Simplicity of the prioritisation scheme
Israel did not introduce a complicated prioritisation scheme, even though we had the necessary data. Instead we simply gave over-60s and healthcare workers priority. There is a clear trade-off between targeting and speed and we opted for the latter. Since then, the age groups have extended gradually to include all age groups.
Sticking to the original vaccination protocol
We decided to stick to the two-dose protocol, as we already knew that we had enough supply to cover the population, and we did not know for sure what would happen if we only gave one. We were also worried that without a booster dose, there might not be an adequate build-up of antibody titers to tackle new drifted strains.
Tight logistics with flexibility that minimises vaccine waste
The transportation and internal supply chains are tightly organised but with flexibility at delivery. The vaccines’ shelf life once they come out of the deep freeze is limited, so if we have leftover doses, we inject anyone near the clinic, and send text messages urging people to attend no matter what age group they’re in. We waste no more than 0.01% of doses.
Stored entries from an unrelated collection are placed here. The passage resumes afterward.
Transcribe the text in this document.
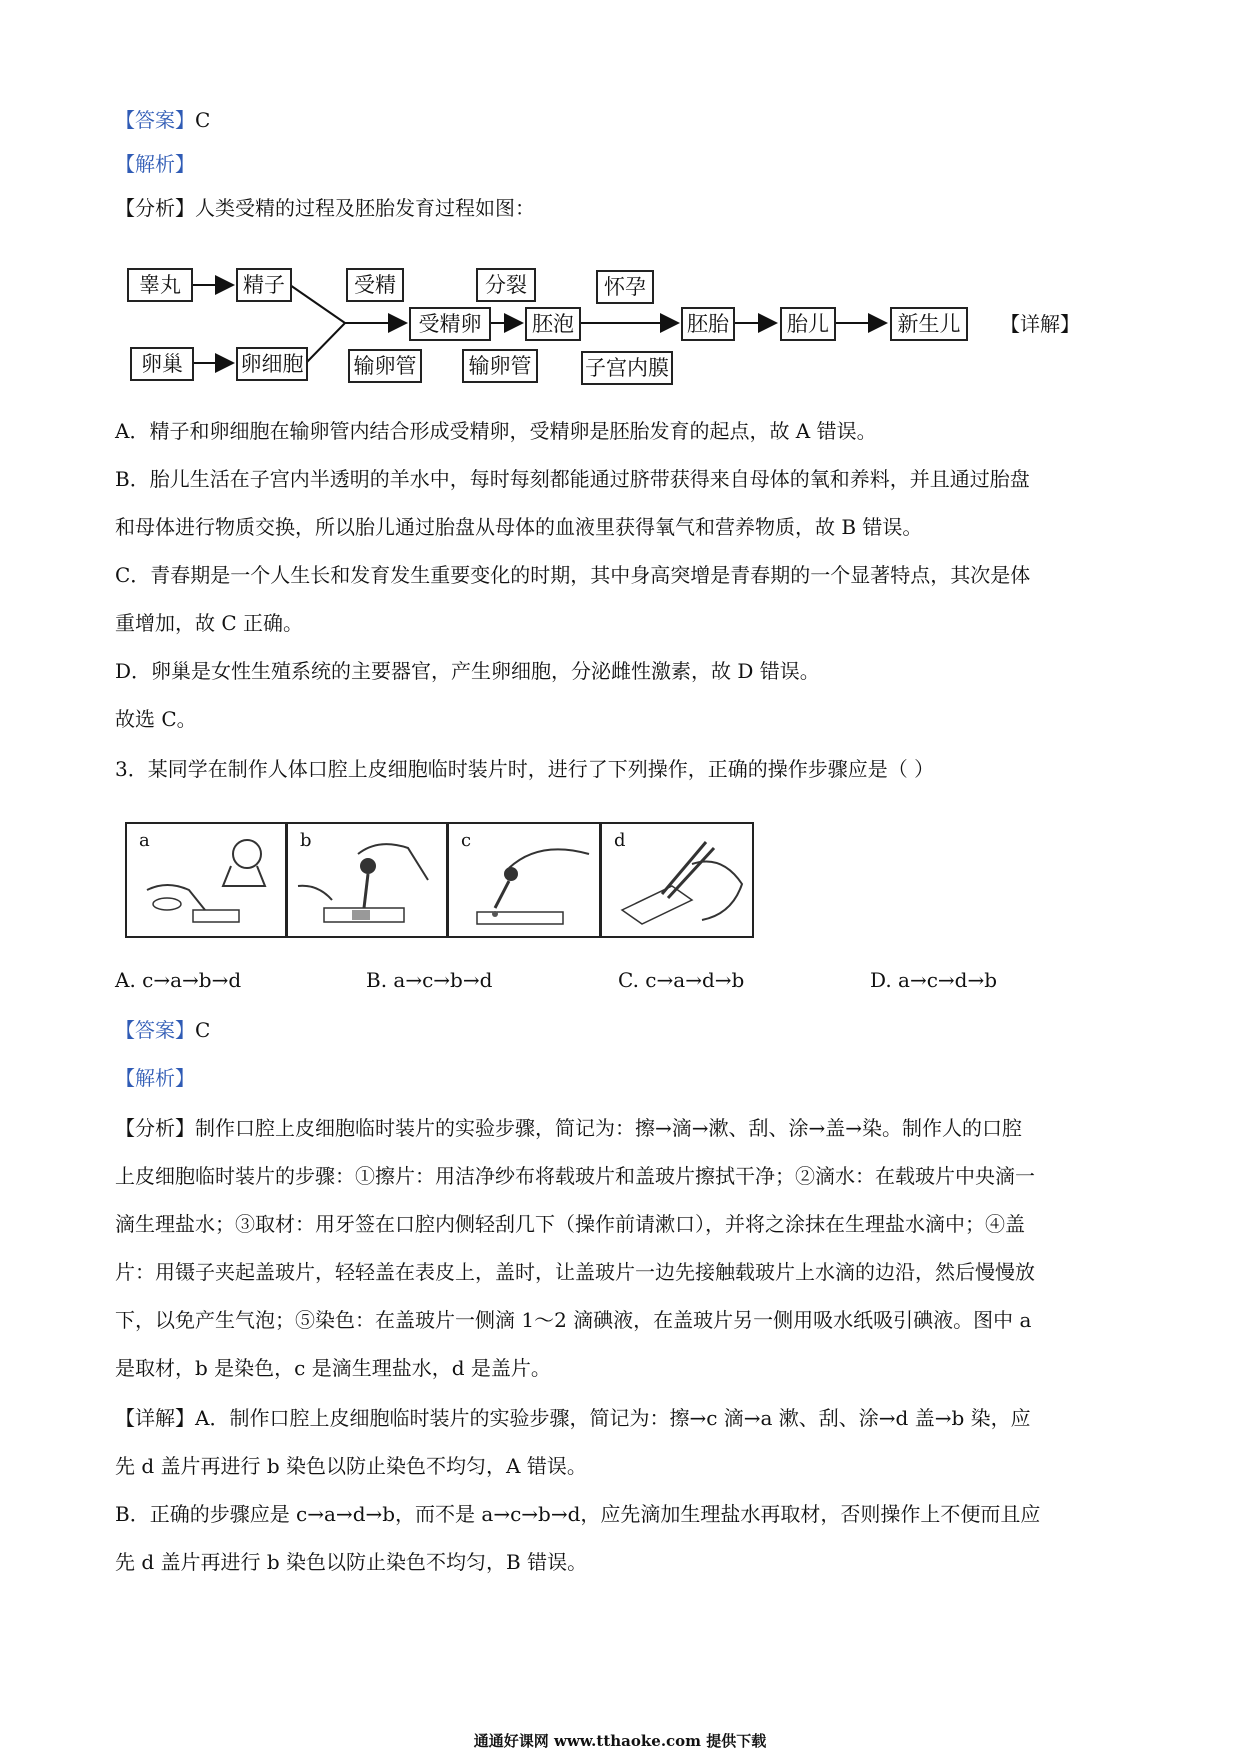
【答案】C
【解析】
【分析】人类受精的过程及胚胎发育过程如图：
睾丸	精子
卵巢	卵细胞
受精
输卵管
受精卵
分裂
输卵管
胚泡
怀孕
子宫内膜
胚胎	胎儿	新生儿	【详解】
A．精子和卵细胞在输卵管内结合形成受精卵，受精卵是胚胎发育的起点，故 A 错误。
B．胎儿生活在子宫内半透明的羊水中，每时每刻都能通过脐带获得来自母体的氧和养料，并且通过胎盘
和母体进行物质交换，所以胎儿通过胎盘从母体的血液里获得氧气和营养物质，故 B 错误。
C．青春期是一个人生长和发育发生重要变化的时期，其中身高突增是青春期的一个显著特点，其次是体
重增加，故 C 正确。
D．卵巢是女性生殖系统的主要器官，产生卵细胞，分泌雌性激素，故 D 错误。
故选 C。
3．某同学在制作人体口腔上皮细胞临时装片时，进行了下列操作，正确的操作步骤应是（ ）
a	b	c	d
A. c→a→b→d	B. a→c→b→d	C. c→a→d→b	D. a→c→d→b
【答案】C
【解析】
【分析】制作口腔上皮细胞临时装片的实验步骤，简记为：擦→滴→漱、刮、涂→盖→染。制作人的口腔
上皮细胞临时装片的步骤：①擦片：用洁净纱布将载玻片和盖玻片擦拭干净；②滴水：在载玻片中央滴一
滴生理盐水；③取材：用牙签在口腔内侧轻刮几下（操作前请漱口），并将之涂抹在生理盐水滴中；④盖
片：用镊子夹起盖玻片，轻轻盖在表皮上，盖时，让盖玻片一边先接触载玻片上水滴的边沿，然后慢慢放
下，以免产生气泡；⑤染色：在盖玻片一侧滴 1～2 滴碘液，在盖玻片另一侧用吸水纸吸引碘液。图中 a
是取材，b 是染色，c 是滴生理盐水，d 是盖片。
【详解】A．制作口腔上皮细胞临时装片的实验步骤，简记为：擦→c 滴→a 漱、刮、涂→d 盖→b 染，应
先 d 盖片再进行 b 染色以防止染色不均匀，A 错误。
B．正确的步骤应是 c→a→d→b，而不是 a→c→b→d，应先滴加生理盐水再取材，否则操作上不便而且应
先 d 盖片再进行 b 染色以防止染色不均匀，B 错误。
通通好课网 www.tthaoke.com 提供下载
Campaign against misinformation and vaccine hesitancy from the beginning
Misinformation has been a challenges, especially in disenfranchised communities. Some ultra-Orthodox districts had posters claiming the vaccine would cause infertility. Our first rule was transparency: we were clear about what we know and what we don’t know, and that has built trust and helped change the minds of people who were worried. Credible sources of data, continuously updated, and dissseminating evidence are the best ways to counteract misinformation. Leaders got the vaccine live on TV. We have used culturally-adapted messages for different groups, including ultra-Orthodox and Arab-Israeli communities, and translated them where necessary. Local leaders were key to building trust, because many of these communities are very hierarchical.
Several other factors were helpful. Firstly, Israel is a relatively small country, with a population of about nine million, and it is geographically condensed – all aiding delivery efficiency. Second, five million doses is a small dent in the international supply chain, but meaningful here. Thirdly, we have experience of mobilising our health workforce during emergencies.
When mass vaccination makes COVID just another winter illness, and the risk of hospitals being overwhelmed by coronavirus patients is contained, we will have succeeded. Then we can start fixing the deep scratches the pandemic has left in the fabric of society.
This post represents the views of the author and not those of the COVID-19 blog, nor LSE. It is based on Ran Balicer’s contribution to How to Make COVID-19 Vaccination a Success: policy priorities and implementation from Israel and around the world, an event hosted by the LSE in January 2021.